Protecting our “not-so” frozen assets
Collapsing buildings, frequent landslides and increased infrastructure costs are the potential consequences of disappearing permafrost in Canada’s north.
With so much at stake, scientists need to better understand how permafrost zones—which cover half of Canada’s land mass—are impacted by climate change, says geography professor Antoni Lewkowicz, who is collaborating with northern researchers to improve the collection and interpretation of permafrost data in Canada.
Working with the Yukon Geological Survey, Lewkowicz and doctoral researcher Phil Bonnaventure are measuring temperatures at 100 monitoring stations in order to develop spatial models of permafrost distribution for the central and southern Yukon. With the Yukon Department of Highways, they are using innovative electrical imaging technology to provide detailed views of the thickness and ice content of permafrost.
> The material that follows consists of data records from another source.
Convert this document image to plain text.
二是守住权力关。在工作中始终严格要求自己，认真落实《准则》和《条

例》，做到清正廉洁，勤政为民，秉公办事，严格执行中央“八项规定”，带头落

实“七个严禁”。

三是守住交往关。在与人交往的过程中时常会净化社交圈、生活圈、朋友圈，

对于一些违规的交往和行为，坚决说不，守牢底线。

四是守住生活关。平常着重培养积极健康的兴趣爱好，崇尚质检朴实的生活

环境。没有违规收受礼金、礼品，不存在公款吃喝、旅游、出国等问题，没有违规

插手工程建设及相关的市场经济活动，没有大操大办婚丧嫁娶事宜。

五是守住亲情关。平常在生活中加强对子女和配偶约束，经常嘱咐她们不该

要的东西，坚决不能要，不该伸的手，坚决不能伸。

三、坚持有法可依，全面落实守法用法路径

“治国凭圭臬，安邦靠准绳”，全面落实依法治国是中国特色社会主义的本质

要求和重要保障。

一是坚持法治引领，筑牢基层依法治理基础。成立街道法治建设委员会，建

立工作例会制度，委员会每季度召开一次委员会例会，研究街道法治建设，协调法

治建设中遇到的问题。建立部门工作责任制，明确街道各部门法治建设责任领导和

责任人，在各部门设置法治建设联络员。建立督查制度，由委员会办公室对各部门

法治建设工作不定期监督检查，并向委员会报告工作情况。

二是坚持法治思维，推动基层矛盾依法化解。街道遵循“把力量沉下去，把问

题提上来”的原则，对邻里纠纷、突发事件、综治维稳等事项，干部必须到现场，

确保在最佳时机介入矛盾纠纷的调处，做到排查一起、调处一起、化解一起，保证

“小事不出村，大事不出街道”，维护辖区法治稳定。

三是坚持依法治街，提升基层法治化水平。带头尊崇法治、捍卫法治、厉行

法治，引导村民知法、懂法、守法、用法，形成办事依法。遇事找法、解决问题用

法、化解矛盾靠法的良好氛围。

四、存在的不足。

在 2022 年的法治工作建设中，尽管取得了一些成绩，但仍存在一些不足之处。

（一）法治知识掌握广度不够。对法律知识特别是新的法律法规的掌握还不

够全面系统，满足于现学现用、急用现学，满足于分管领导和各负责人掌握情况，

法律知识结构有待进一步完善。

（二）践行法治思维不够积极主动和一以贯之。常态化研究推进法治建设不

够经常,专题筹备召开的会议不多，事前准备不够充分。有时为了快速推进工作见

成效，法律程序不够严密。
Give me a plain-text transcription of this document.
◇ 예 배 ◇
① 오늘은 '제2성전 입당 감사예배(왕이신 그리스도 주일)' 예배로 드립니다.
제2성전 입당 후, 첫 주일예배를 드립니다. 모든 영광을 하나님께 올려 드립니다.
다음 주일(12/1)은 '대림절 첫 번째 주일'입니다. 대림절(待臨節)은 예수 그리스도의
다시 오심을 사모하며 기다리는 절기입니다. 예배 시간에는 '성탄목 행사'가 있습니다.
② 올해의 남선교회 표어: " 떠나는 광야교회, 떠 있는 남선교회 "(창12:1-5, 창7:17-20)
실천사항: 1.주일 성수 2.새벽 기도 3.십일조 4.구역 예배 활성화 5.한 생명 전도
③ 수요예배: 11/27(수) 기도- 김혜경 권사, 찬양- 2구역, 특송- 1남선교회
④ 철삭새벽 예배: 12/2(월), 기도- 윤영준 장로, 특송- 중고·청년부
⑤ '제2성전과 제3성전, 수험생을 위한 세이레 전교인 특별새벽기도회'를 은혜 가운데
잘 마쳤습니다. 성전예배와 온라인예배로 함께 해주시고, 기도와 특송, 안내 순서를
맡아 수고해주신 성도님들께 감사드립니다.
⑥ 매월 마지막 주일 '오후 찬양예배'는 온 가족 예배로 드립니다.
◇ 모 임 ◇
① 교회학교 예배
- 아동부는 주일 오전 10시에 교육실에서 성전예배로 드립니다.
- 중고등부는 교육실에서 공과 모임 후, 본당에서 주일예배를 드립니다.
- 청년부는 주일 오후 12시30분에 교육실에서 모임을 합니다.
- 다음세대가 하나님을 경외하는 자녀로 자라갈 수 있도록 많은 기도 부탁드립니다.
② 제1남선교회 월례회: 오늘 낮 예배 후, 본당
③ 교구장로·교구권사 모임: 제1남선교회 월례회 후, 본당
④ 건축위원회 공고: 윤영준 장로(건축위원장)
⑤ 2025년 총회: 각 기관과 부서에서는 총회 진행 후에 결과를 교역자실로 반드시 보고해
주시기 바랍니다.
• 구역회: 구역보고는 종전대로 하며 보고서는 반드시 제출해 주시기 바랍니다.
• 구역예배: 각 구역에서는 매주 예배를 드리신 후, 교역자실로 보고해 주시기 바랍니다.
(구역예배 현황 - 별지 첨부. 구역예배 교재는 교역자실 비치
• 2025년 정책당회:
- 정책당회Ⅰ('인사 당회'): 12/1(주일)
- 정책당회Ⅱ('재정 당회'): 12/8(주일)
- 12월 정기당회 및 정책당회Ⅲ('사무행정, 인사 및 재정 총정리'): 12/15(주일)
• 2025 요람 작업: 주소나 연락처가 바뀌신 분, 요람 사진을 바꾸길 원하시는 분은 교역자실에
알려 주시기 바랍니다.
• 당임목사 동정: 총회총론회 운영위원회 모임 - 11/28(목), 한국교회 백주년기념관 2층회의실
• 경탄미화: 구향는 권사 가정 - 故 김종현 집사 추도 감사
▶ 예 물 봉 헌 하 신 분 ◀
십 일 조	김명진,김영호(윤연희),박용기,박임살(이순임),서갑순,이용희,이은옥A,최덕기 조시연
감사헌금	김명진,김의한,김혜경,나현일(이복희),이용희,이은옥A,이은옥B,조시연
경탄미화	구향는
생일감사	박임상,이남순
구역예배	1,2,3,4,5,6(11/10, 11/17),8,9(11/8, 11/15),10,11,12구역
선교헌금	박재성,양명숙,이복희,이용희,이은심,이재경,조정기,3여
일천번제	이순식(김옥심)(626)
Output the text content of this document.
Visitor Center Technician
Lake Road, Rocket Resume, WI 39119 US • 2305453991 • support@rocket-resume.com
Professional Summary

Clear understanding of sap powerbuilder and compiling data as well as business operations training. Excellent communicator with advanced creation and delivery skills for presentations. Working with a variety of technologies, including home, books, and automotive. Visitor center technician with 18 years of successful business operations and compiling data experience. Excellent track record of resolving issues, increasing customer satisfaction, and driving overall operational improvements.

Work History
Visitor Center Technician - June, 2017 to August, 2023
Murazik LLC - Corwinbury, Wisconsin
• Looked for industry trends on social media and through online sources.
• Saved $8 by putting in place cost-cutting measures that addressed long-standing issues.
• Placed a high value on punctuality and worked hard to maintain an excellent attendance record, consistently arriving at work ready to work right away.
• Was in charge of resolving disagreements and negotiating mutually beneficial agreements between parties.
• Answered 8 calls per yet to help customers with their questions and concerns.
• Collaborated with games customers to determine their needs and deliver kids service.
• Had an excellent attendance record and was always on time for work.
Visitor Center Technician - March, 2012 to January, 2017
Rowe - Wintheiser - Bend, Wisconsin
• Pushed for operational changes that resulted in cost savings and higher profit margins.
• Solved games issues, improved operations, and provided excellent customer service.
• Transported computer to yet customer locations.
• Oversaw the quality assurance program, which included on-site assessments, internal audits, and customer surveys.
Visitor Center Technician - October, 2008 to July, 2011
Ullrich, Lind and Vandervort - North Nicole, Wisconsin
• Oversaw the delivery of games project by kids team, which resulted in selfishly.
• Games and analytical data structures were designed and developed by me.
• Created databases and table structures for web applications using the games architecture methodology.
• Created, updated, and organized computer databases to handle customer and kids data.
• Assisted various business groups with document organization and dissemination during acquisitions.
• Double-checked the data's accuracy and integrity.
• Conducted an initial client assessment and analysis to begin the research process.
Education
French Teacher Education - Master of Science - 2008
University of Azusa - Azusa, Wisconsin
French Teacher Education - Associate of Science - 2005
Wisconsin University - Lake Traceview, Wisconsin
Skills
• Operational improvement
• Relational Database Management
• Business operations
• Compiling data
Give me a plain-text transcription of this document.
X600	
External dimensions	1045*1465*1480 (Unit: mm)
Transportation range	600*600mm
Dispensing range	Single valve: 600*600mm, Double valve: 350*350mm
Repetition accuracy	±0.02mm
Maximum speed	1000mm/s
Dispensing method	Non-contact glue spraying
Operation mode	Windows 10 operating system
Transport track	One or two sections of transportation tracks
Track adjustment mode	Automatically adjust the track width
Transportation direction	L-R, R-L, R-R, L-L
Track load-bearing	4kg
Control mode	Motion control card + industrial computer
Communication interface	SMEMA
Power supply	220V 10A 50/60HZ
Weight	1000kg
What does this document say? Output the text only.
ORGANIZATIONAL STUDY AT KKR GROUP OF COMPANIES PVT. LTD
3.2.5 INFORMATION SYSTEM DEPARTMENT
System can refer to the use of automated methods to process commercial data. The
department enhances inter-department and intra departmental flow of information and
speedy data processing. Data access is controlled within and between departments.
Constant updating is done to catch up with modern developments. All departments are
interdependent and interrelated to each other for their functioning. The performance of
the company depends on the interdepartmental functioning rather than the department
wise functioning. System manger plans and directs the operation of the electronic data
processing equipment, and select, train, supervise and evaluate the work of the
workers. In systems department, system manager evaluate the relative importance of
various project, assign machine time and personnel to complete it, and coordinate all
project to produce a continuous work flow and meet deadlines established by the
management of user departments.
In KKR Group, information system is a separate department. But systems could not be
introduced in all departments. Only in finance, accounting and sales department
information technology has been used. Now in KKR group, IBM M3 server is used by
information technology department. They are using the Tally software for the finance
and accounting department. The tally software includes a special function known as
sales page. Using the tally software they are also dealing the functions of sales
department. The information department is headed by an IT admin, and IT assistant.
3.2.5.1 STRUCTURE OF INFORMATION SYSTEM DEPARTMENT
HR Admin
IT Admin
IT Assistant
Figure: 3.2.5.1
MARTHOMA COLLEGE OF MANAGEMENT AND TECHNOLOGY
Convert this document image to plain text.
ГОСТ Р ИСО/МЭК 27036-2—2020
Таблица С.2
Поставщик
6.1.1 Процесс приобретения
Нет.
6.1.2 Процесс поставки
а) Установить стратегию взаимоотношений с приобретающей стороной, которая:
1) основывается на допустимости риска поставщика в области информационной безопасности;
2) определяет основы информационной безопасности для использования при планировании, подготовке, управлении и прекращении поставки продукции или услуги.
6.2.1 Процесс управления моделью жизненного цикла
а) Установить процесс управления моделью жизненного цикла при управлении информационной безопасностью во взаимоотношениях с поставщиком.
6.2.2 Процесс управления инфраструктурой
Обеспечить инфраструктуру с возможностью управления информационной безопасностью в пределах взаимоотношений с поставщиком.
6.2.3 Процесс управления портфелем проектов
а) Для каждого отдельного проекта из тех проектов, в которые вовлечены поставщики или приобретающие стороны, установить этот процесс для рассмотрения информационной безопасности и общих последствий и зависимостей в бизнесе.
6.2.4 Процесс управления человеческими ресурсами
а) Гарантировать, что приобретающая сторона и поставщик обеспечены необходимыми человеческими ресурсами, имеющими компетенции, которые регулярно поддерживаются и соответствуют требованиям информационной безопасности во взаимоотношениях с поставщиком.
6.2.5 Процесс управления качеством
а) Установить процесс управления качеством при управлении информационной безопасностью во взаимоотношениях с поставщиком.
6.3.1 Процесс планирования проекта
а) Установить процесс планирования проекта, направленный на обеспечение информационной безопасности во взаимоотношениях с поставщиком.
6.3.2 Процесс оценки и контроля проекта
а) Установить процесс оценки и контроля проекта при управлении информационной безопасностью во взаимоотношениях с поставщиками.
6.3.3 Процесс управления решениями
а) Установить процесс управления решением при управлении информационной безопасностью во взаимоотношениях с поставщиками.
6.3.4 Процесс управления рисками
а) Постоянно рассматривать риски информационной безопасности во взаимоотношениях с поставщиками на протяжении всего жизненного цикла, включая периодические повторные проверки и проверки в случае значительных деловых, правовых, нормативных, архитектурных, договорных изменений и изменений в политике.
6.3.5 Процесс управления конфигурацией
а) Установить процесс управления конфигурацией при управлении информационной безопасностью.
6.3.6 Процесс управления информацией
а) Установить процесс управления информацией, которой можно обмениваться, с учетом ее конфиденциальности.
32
Lewkowicz says information from these studies will help communities like Dawson City, built primarily on permafrost, to adapt building design and construction to accommodate warming ground. He says they will also be used to create better planning tools for infrastructure projects such as gas pipelines, which will be built across areas that risk becoming unstable or hazardous as permafrost thaws.
In a complementary project, Lewkowicz is teaming up with University of Ottawa colleague and Geological Survey of Canada researcher Sharon Smith and masters student Megan James to examine permafrost persistence at more than 40 sites along the Alaska Highway and compare their findings to those recorded at the same sites in the mid 1960s. Their data will help determine actual permafrost thaw over the past four decades and serve as a predictor of future warming impacts along this major northern transportation route.
"Our ultimate goal," notes Lewkowicz, "is to produce permafrost data that helps government policy makers and northern communities respond to the challenges of protecting the environment, while facilitating resource development that benefits Canadians."